若き大学教授、ジョナの指を生まれたばかりの赤ん坊がしっかり握りしめています。ベッドに座って二人を見つめている妻。幸せそうな家族の光景です。

ジョナの父親、ジーンは亡き妻、イザベルの回顧展に関して画廊関係者と打ち合わせをしていました。イザベルは著名な戦争写真家で、引退後に交通事故で亡くなったのです。画廊側は未発表の作品を提供してほしいとジーンに依頼します。

イザベルの仕事上のパートナーだったリチャードは、回顧展に合わせてニューヨーク・タイムズに記事を書く予定です。彼はイザベルの死について触れないわけにはいかないとジーンに告げます。表向きは事故とされていますが、実は自殺だったのです。

ジーンとジョナは事実を知っていましたが、幼かった弟のコンラッドには伝えていませんでした。記事が出る前に打ち明けなくては、とジーンはコンラッドに声をかけますが、日頃から父親と話そうとしない彼は、まったく耳を貸しません。

コンラッドは今では高校生になっていますが、いつもひとりぼっちで過ごしています。母の不在が彼をそうさせているのでしょうか。父は心配でなりません。

母の秘密

作品整理のために、ジーンはジョナを家に呼び寄せます。彼は、精力的に仕事をはじめます。ジョナは弟とも折り合いがよく、家の雰囲気が少し明るくなりました。

しかし、整理中に、ジョナは母の秘密を知ってしまいます。そして思い悩みます。予定していた日程が過ぎても帰る気になれません。

コンラッドは書き綴っていた日々の想いや、散文を兄に見てもらいます。

彼には好きな女の子がいました。兄と一緒に、学校のグランドにやってきた彼は、その女の子が腕を包帯でつっているのを見ます。もうすぐ大会が近いというのに、と彼は思わず呟きます。彼女はチアリーディング部に所属しているのです。
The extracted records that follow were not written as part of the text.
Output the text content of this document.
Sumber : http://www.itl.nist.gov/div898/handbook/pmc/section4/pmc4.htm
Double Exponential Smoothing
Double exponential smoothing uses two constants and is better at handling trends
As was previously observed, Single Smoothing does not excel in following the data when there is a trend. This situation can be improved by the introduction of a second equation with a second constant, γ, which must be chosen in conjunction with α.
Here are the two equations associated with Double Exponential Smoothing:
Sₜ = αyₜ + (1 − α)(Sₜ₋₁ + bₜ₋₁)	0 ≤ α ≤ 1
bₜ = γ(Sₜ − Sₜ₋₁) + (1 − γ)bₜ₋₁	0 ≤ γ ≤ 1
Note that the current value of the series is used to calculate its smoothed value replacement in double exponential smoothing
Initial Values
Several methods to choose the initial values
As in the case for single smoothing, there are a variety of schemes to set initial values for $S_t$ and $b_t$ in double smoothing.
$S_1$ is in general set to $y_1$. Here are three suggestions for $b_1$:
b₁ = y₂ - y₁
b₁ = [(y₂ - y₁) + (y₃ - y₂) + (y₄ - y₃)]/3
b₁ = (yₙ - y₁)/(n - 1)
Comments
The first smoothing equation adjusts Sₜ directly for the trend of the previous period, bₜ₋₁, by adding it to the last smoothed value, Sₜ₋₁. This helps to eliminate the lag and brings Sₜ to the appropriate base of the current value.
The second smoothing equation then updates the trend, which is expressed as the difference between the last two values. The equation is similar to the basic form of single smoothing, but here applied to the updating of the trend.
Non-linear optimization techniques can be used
彼女に自分が書いている文章を見せるつもりだとコンラッドは言います。ジョナは、「お前の書くものは素晴らしいが、彼女はそれを見てもお前の評価を変えないよ」と言い、高校時代というものの不条理性を説いて諦めるよう忠告します。

ジーンがコンラッドに母親の死の真実を話そうとしているのを知ってジョナは反対します。そんな記事を書かせてはいけない、彼にはとても耐えられないだろうと。しかし父は、彼には知る権利があるのだよと言います。

ジーンは、ジョナが何やら悩んでいることに気がついていました。ジョナが寝ているのを確かめると、妻が残した写真の資料をリチャードのところに持ち込みます。画廊にではなく君に選んでほしいと。しかしその時、彼は気付いてしまいます。リチャードが妻と寝ていたことを。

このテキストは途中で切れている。